New NSW E-Bike Battery Safety Regulations 2026: What Riders Need to Know

If you ride an e-bike in New South Wales, 2026 marks a turning point. From 1 February 2026, mandatory safety standards for e-micromobility products — including e-bikes and e-scooters — came into force across NSW. These regulations are a direct response to a lithium-ion battery fire crisis that has been building for years, and the consequences of non-compliance are serious.

Here's everything you need to know.

Why These Regulations Exist

The numbers are stark. Lithium-ion battery incidents increased by 92% nationally between 2020 and 2022. In 2025 alone, NSW recorded more than 100 e-bike fires, while Queensland saw over 200. Fire and Rescue NSW and SafeWork NSW have both issued urgent guidance, and the NSW Government has now backed that guidance with law.

The core problem is thermal runaway — a chain reaction inside a lithium-ion cell that generates heat faster than it can escape, leading to fire or explosion. Substandard batteries, counterfeit chargers, and improper storage are the most common triggers. The new regulations target the first of those causes directly.

What the New Standards Require

Under the NSW mandatory safety standards, e-bikes and e-scooters sold or supplied in NSW must meet recognised certification standards. In practice, this means:

  • Certified batteries only. Products must comply with applicable Australian and international safety standards for lithium-ion battery systems. Look for certification marks and ask your retailer for documentation.
  • Compliant chargers. The charger supplied with the product must also meet the relevant standards. Using a third-party charger — even one that physically fits — may void compliance and dramatically increase fire risk.
  • Accurate product information. Suppliers must provide clear information about safe use, charging, and storage. Misleading or incomplete information is itself a breach.

Penalties for non-compliance are significant — fines of up to $825,000 apply to businesses that supply non-compliant products. For individual consumers, the risk is more personal: a non-compliant battery is a fire hazard in your home, garage, or workplace.

How to Verify Your Battery Is Compliant

Before you ride — or before you buy — take these steps:

  1. Ask for the certification documentation. A reputable retailer should be able to provide evidence that the battery and charger meet the required standards. If they can't, walk away.
  2. Check for recognised marks. Look for SAA, RCM (Regulatory Compliance Mark), or equivalent international certification marks on the battery and charger.
  3. Buy from established Australian retailers. Products sold through grey-market channels or imported directly without Australian compliance checks are high-risk.
  4. Avoid suspiciously cheap replacements. Counterfeit and substandard batteries are often sold at a fraction of the genuine price. The cost saving is not worth the risk.

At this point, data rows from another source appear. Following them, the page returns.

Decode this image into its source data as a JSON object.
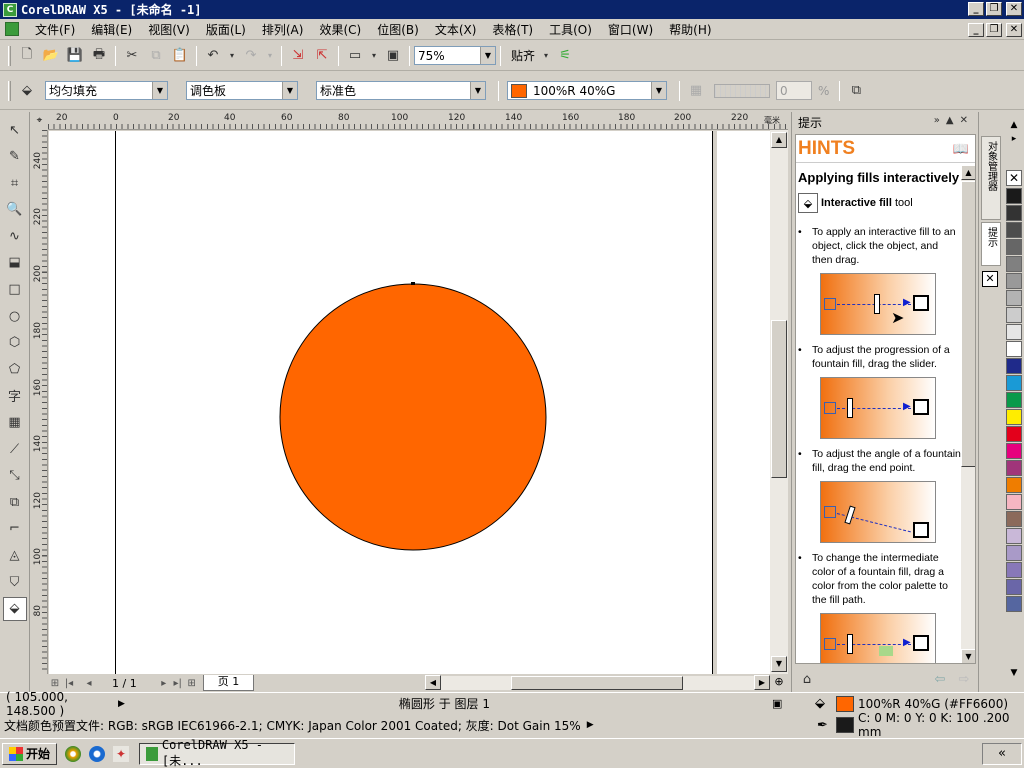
{
  "window": {
    "title": "CorelDRAW X5 - [未命名 -1]"
  },
  "menu": [
    "文件(F)",
    "编辑(E)",
    "视图(V)",
    "版面(L)",
    "排列(A)",
    "效果(C)",
    "位图(B)",
    "文本(X)",
    "表格(T)",
    "工具(O)",
    "窗口(W)",
    "帮助(H)"
  ],
  "toolbar": {
    "zoom": "75%",
    "snap_label": "贴齐"
  },
  "propbar": {
    "fill_type": "均匀填充",
    "color_model": "调色板",
    "palette": "标准色",
    "color_value": "100%R 40%G",
    "color_swatch": "#FF6600",
    "transparency_value": "0",
    "percent_sign": "%"
  },
  "rulers": {
    "horizontal": [
      "20",
      "0",
      "20",
      "40",
      "60",
      "80",
      "100",
      "120",
      "140",
      "160",
      "180",
      "200",
      "220"
    ],
    "horizontal_unit": "毫米",
    "vertical": [
      "240",
      "220",
      "200",
      "180",
      "160",
      "140",
      "120",
      "100",
      "80"
    ]
  },
  "canvas": {
    "shape": "ellipse",
    "fill_color": "#FF6600",
    "outline_color": "#000000"
  },
  "page_nav": {
    "page_count": "1 / 1",
    "page_tab": "页 1"
  },
  "docker": {
    "title": "提示",
    "hints_header": "HINTS",
    "heading": "Applying fills interactively",
    "tool_name": "Interactive fill",
    "tool_suffix": "tool",
    "hints": [
      "To apply an interactive fill to an object, click the object, and then drag.",
      "To adjust the progression of a fountain fill, drag the slider.",
      "To adjust the angle of a fountain fill, drag the end point.",
      "To change the intermediate color of a fountain fill, drag a color from the color palette to the fill path."
    ]
  },
  "docker_tabs": [
    "对象管理器",
    "提示"
  ],
  "palette": [
    "#1a1a1a",
    "#333333",
    "#4d4d4d",
    "#666666",
    "#808080",
    "#999999",
    "#b3b3b3",
    "#cccccc",
    "#e6e6e6",
    "#ffffff",
    "#1f2a8a",
    "#1a9ad6",
    "#0a9a4a",
    "#ffed00",
    "#e3001b",
    "#e6007e",
    "#a0357a",
    "#ef7d00",
    "#f6b6c2",
    "#8b6a5b",
    "#c9b8d8",
    "#a99ac8",
    "#8878b8",
    "#6a66a8",
    "#5566a0"
  ],
  "status": {
    "coordinates": "( 105.000, 148.500 )",
    "object_info": "椭圆形 于 图层 1",
    "fill_info": "100%R 40%G (#FF6600)",
    "fill_swatch": "#FF6600",
    "outline_info": "C: 0 M: 0 Y: 0 K: 100  .200 mm",
    "outline_swatch": "#1a1a1a",
    "color_profile": "文档颜色预置文件: RGB: sRGB IEC61966-2.1; CMYK: Japan Color 2001 Coated; 灰度: Dot Gain 15%"
  },
  "taskbar": {
    "start_label": "开始",
    "task_label": "CorelDRAW X5 - [未...",
    "tray": "«"
  }
}
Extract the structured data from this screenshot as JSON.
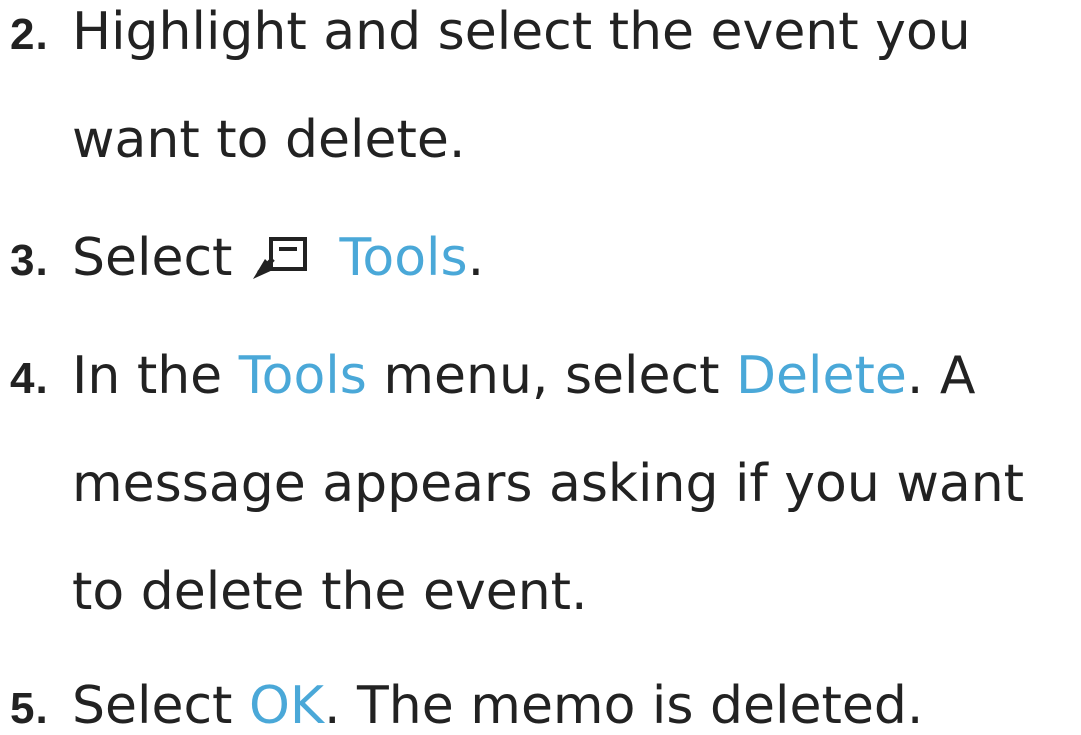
{
  "colors": {
    "text": "#222222",
    "highlight": "#4aa8d8"
  },
  "steps": [
    {
      "number": "2.",
      "lines": [
        "Highlight and select the event you",
        "want to delete."
      ]
    },
    {
      "number": "3.",
      "select_text": "Select",
      "icon": "tools-remote-icon",
      "tools_label": "Tools",
      "period": "."
    },
    {
      "number": "4.",
      "line1_pre": "In the",
      "line1_tools": "Tools",
      "line1_mid": "menu, select",
      "line1_delete": "Delete",
      "line1_post": ". A",
      "line2": "message appears asking if you want",
      "line3": "to delete the event."
    },
    {
      "number": "5.",
      "pre": "Select",
      "ok": "OK",
      "post": ". The memo is deleted."
    }
  ]
}
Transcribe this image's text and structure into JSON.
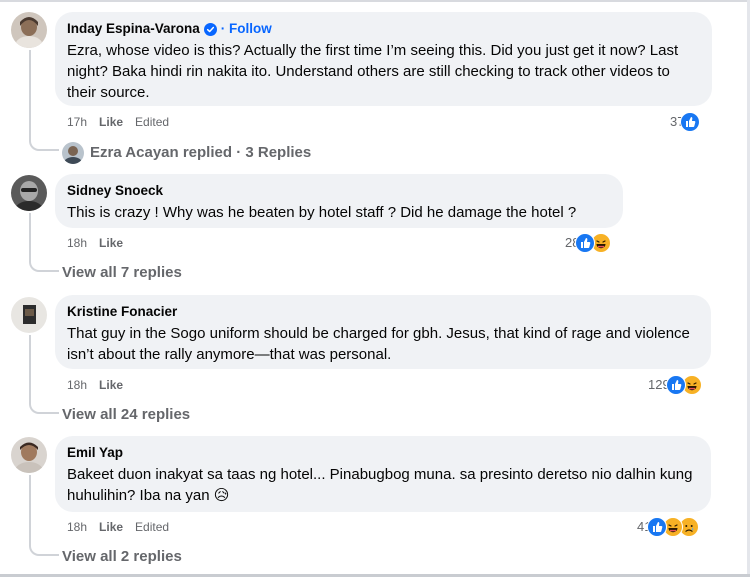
{
  "comments": [
    {
      "author": "Inday Espina-Varona",
      "follow": "· Follow",
      "text": "Ezra, whose video is this? Actually the first time I’m seeing this. Did you just get it now? Last night? Baka hindi rin nakita ito. Understand others are still checking to track other videos to their source.",
      "time": "17h",
      "like": "Like",
      "edited": "Edited",
      "reactions": "37",
      "replies_author": "Ezra Acayan",
      "replies_text": " replied · 3 Replies"
    },
    {
      "author": "Sidney Snoeck",
      "text": "This is crazy ! Why was he beaten by hotel staff ? Did he damage the hotel ?",
      "time": "18h",
      "like": "Like",
      "reactions": "28",
      "view_all": "View all 7 replies"
    },
    {
      "author": "Kristine Fonacier",
      "text": "That guy in the Sogo uniform should be charged for gbh. Jesus, that kind of rage and violence isn’t about the rally anymore—that was personal.",
      "time": "18h",
      "like": "Like",
      "reactions": "129",
      "view_all": "View all 24 replies"
    },
    {
      "author": "Emil Yap",
      "text": "Bakeet duon inakyat sa taas ng hotel... Pinabugbog muna. sa presinto deretso nio dalhin kung huhulihin? Iba na yan",
      "emoji": "😥",
      "time": "18h",
      "like": "Like",
      "edited": "Edited",
      "reactions": "41",
      "view_all": "View all 2 replies"
    }
  ],
  "colors": {
    "like_blue": "#1877f2",
    "haha_yellow": "#f7b125",
    "link_blue": "#0866ff",
    "bubble_bg": "#f0f2f5",
    "meta_gray": "#65676b"
  },
  "icons": [
    "verified-badge-icon",
    "like-reaction-icon",
    "haha-reaction-icon",
    "sad-reaction-icon",
    "sad-emoji-icon"
  ]
}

Why Certified Doesn't Mean Fireproof

Here's the part that surprises many riders: even a fully certified, compliant battery can fail.

Certification means a product has passed standardised testing under controlled conditions. It does not mean the battery is immune to damage from drops, water ingress, extreme heat, or age-related degradation. A battery that was compliant when new can become a fire risk after years of use, a hard impact, or improper storage.

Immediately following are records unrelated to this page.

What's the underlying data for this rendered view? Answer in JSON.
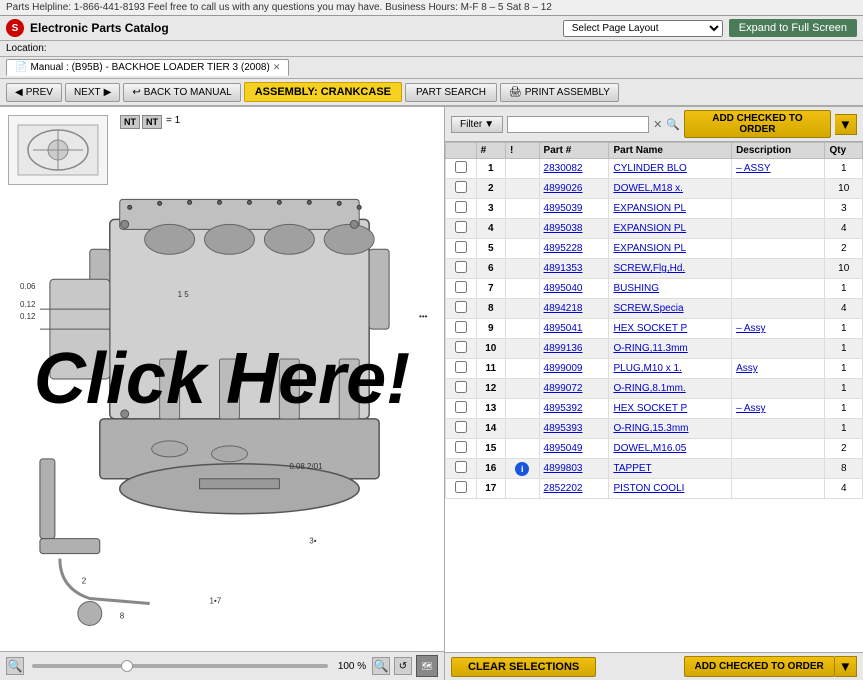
{
  "topbar": {
    "helpline": "Parts Helpline: 1-866-441-8193 Feel free to call us with any questions you may have. Business Hours: M-F 8 – 5 Sat 8 – 12"
  },
  "header": {
    "logo_text": "S",
    "title": "Electronic Parts Catalog",
    "page_layout_label": "Select Page Layout",
    "expand_button": "Expand to Full Screen"
  },
  "location": {
    "label": "Location:"
  },
  "tab": {
    "label": "Manual : (B95B) - BACKHOE LOADER TIER 3 (2008)"
  },
  "toolbar": {
    "prev_label": "PREV",
    "next_label": "NEXT",
    "back_label": "BACK TO MANUAL",
    "assembly_label": "ASSEMBLY: CRANKCASE",
    "part_search_label": "PART SEARCH",
    "print_label": "PRINT ASSEMBLY"
  },
  "filter": {
    "label": "Filter",
    "placeholder": "",
    "add_order_label": "ADD CHECKED TO ORDER"
  },
  "table": {
    "columns": [
      "",
      "#",
      "!",
      "Part #",
      "Part Name",
      "Description",
      "Qty"
    ],
    "rows": [
      {
        "num": "1",
        "alert": "",
        "part_num": "2830082",
        "part_name": "CYLINDER BLO",
        "description": "– ASSY",
        "qty": "1"
      },
      {
        "num": "2",
        "alert": "",
        "part_num": "4899026",
        "part_name": "DOWEL,M18 x.",
        "description": "",
        "qty": "10"
      },
      {
        "num": "3",
        "alert": "",
        "part_num": "4895039",
        "part_name": "EXPANSION PL",
        "description": "",
        "qty": "3"
      },
      {
        "num": "4",
        "alert": "",
        "part_num": "4895038",
        "part_name": "EXPANSION PL",
        "description": "",
        "qty": "4"
      },
      {
        "num": "5",
        "alert": "",
        "part_num": "4895228",
        "part_name": "EXPANSION PL",
        "description": "",
        "qty": "2"
      },
      {
        "num": "6",
        "alert": "",
        "part_num": "4891353",
        "part_name": "SCREW,Flg,Hd.",
        "description": "",
        "qty": "10"
      },
      {
        "num": "7",
        "alert": "",
        "part_num": "4895040",
        "part_name": "BUSHING",
        "description": "",
        "qty": "1"
      },
      {
        "num": "8",
        "alert": "",
        "part_num": "4894218",
        "part_name": "SCREW,Specia",
        "description": "",
        "qty": "4"
      },
      {
        "num": "9",
        "alert": "",
        "part_num": "4895041",
        "part_name": "HEX SOCKET P",
        "description": "– Assy",
        "qty": "1"
      },
      {
        "num": "10",
        "alert": "",
        "part_num": "4899136",
        "part_name": "O-RING,11.3mm",
        "description": "",
        "qty": "1"
      },
      {
        "num": "11",
        "alert": "",
        "part_num": "4899009",
        "part_name": "PLUG,M10 x 1.",
        "description": "Assy",
        "qty": "1"
      },
      {
        "num": "12",
        "alert": "",
        "part_num": "4899072",
        "part_name": "O-RING,8.1mm.",
        "description": "",
        "qty": "1"
      },
      {
        "num": "13",
        "alert": "",
        "part_num": "4895392",
        "part_name": "HEX SOCKET P",
        "description": "– Assy",
        "qty": "1"
      },
      {
        "num": "14",
        "alert": "",
        "part_num": "4895393",
        "part_name": "O-RING,15.3mm",
        "description": "",
        "qty": "1"
      },
      {
        "num": "15",
        "alert": "",
        "part_num": "4895049",
        "part_name": "DOWEL,M16.05",
        "description": "",
        "qty": "2"
      },
      {
        "num": "16",
        "alert": "info",
        "part_num": "4899803",
        "part_name": "TAPPET",
        "description": "",
        "qty": "8"
      },
      {
        "num": "17",
        "alert": "",
        "part_num": "2852202",
        "part_name": "PISTON COOLI",
        "description": "",
        "qty": "4"
      }
    ]
  },
  "zoom": {
    "percent": "100 %"
  },
  "bottom": {
    "clear_label": "CLEAR SELECTIONS",
    "add_order_label": "ADD CHECKED TO ORDER"
  },
  "overlay": {
    "click_here": "Click Here!"
  }
}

This is why SafeWork NSW now requires emergency plans for workplaces storing 25,000 kg or more of batteries — and why Fire and Rescue NSW recommends treating every lithium-ion battery as a potential hazard, regardless of its certification status.

A fireproof battery storage bag is your second layer of protection. If a certified battery does enter thermal runaway, a quality fireproof bag is designed to contain the fire, suppress flames, and prevent the incident from spreading to your home or vehicle. It won't stop the battery from failing — but it can stop that failure from becoming a catastrophe.

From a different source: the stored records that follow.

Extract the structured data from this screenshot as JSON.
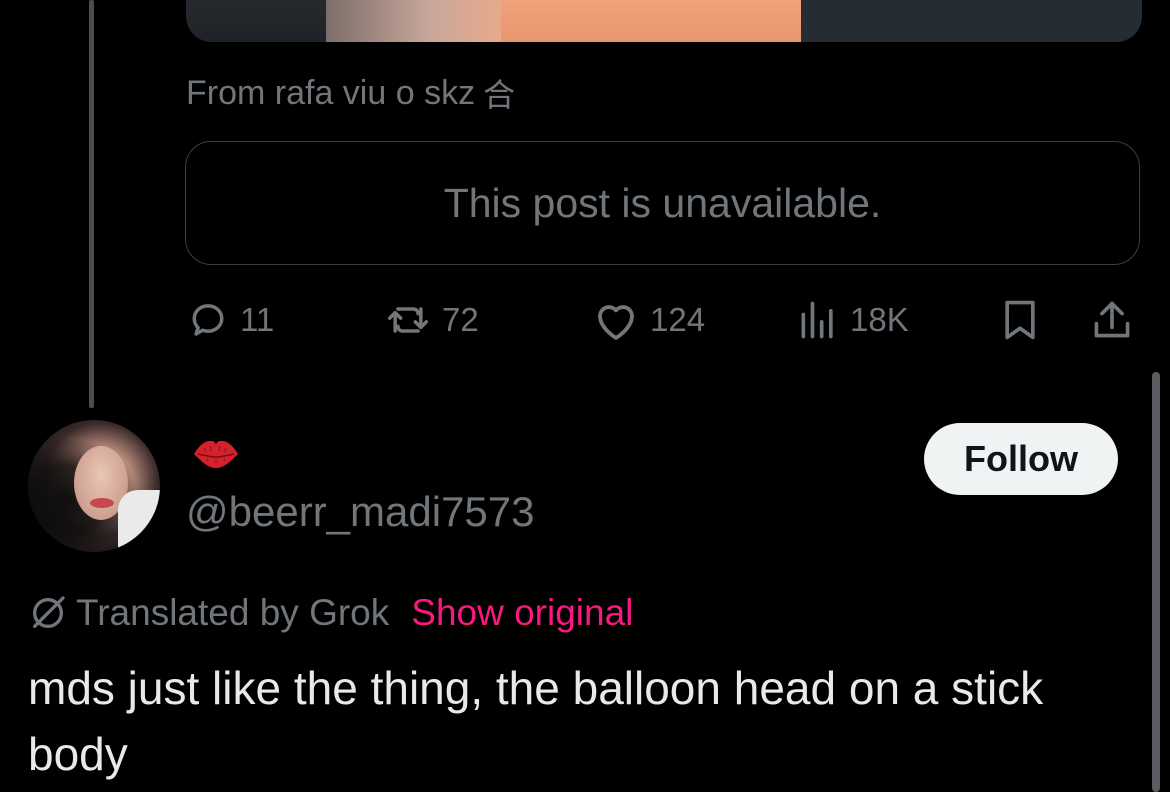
{
  "quoted_post": {
    "from_text": "From rafa viu o skz",
    "from_icon": "cjk-character-icon",
    "unavailable_text": "This post is unavailable.",
    "actions": {
      "replies": "11",
      "reposts": "72",
      "likes": "124",
      "views": "18K"
    }
  },
  "reply": {
    "display_name_icon": "kiss-lips-icon",
    "handle": "@beerr_madi7573",
    "follow_label": "Follow",
    "translated_by": "Translated by Grok",
    "show_original": "Show original",
    "text": "mds just like the thing, the balloon head on a stick body"
  },
  "colors": {
    "background": "#000000",
    "text_primary": "#e7e9ea",
    "text_secondary": "#71767b",
    "accent_pink": "#f91880",
    "follow_bg": "#eff3f4",
    "border": "#3a3e42"
  }
}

At Charge Safe Australia, our fireproof battery bags are designed specifically for the Australian market, meeting the real-world demands of e-bike and e-scooter riders. Browse our range here and see our Safe Charging Tips for guidance on best-practice storage and charging.

What to Do Right Now

  • Check your battery's certification before your next ride.
  • Replace any non-compliant or damaged batteries immediately — don't wait for a problem to occur.
  • Review your charging setup against Fire and Rescue NSW guidelines: never charge unattended, always use the correct charger, charge on a non-flammable surface.
  • Invest in fireproof storage as a non-negotiable safety layer, not an optional extra.

The NSW regulations are a step forward, but compliance alone won't eliminate the risk. Safe riding starts with certified equipment and ends with smart storage habits.